# Mail Box Post



## drycreek (Jun 15, 2012)

I know it has that ugly stuff called paint but the BOSS rules.
http://i1183.Rule #2/albums/x471/bailey591/Untitled.jpg


----------



## Mike1950 (Jun 15, 2012)

Nice looking Post. I used to have a nice post But some SOB kept driving over it. In the early 90's I gave up and put in a very large ugly railroad tie. SOB went for easier pickins elsewhere. I was hopin they would give it a shot.........


----------



## Kevin (Jun 15, 2012)

That post is so pretty it makes the box look ugly.
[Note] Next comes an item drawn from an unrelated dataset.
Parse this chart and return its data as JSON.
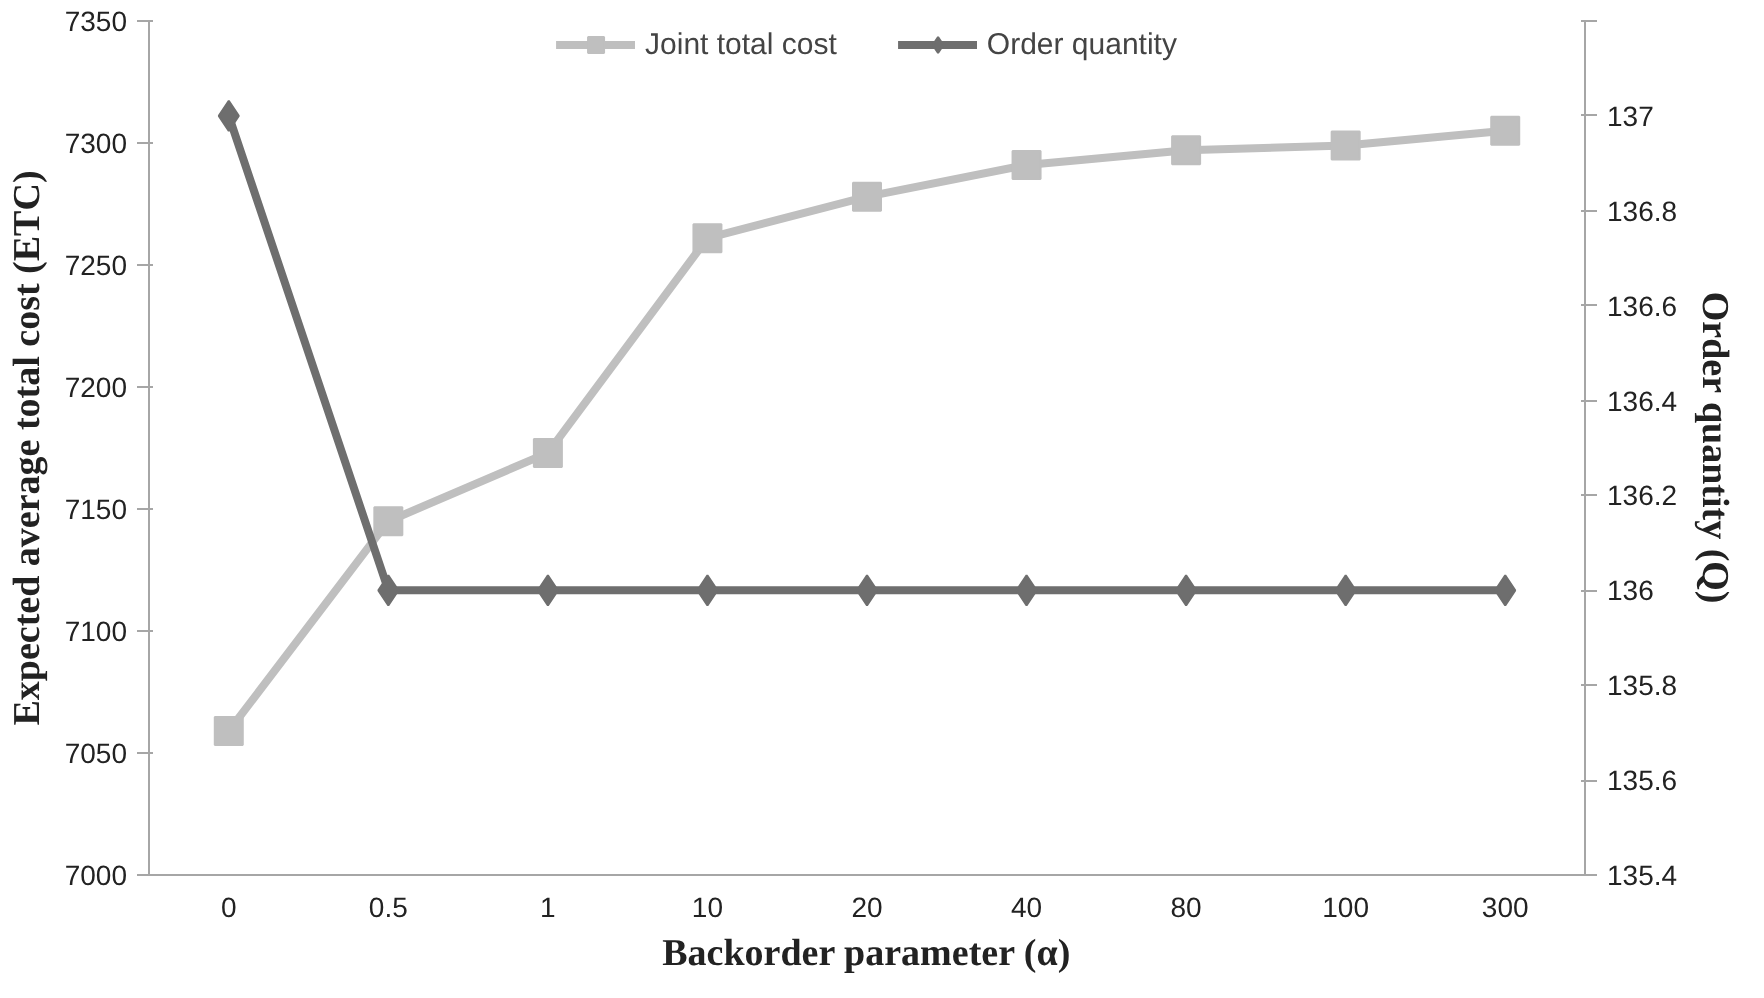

Okay uglier even than they already are. 

:welldone:


----------



## NYWoodturner (Jun 15, 2012)

Nice Job Larry ! I like the design. Its nice enough to excuse the paint !\:big grin:
Scott


----------



## Kenbo (Jun 16, 2012)

Nicely done. We don't have mailboxes here in the city. They bring the mail right to your door, but if we did, this would be the kind of thing that I would want. Very nice work.


----------



## txpaulie (Jun 16, 2012)

I like it!
It's a project I've been putting off for 5+ years...:dash2:

Currently, we have to back up to get in the drive, after checkin' the mailbox...
I need to move it about 12' east!:i_dunno:

p


----------



## drycreek (Jun 19, 2012)

Thanks for the compliments everyone.


----------



## Rowdymon (Jun 22, 2012)

Very nice...

Used to have a lake house with a mailbox...we were on a sharp turn on a dirt road. Seemed like every time I went up there the mailbox would be destroyed.

Answer was ugly, but hillarious...

Treated 4x4 put in place, then surrouneded by a concrete culvert filled with sand...place mailbox on top.

No more problems.

However, let me say that's a coll mailbox post...much prettier than what I have done in the past.


----------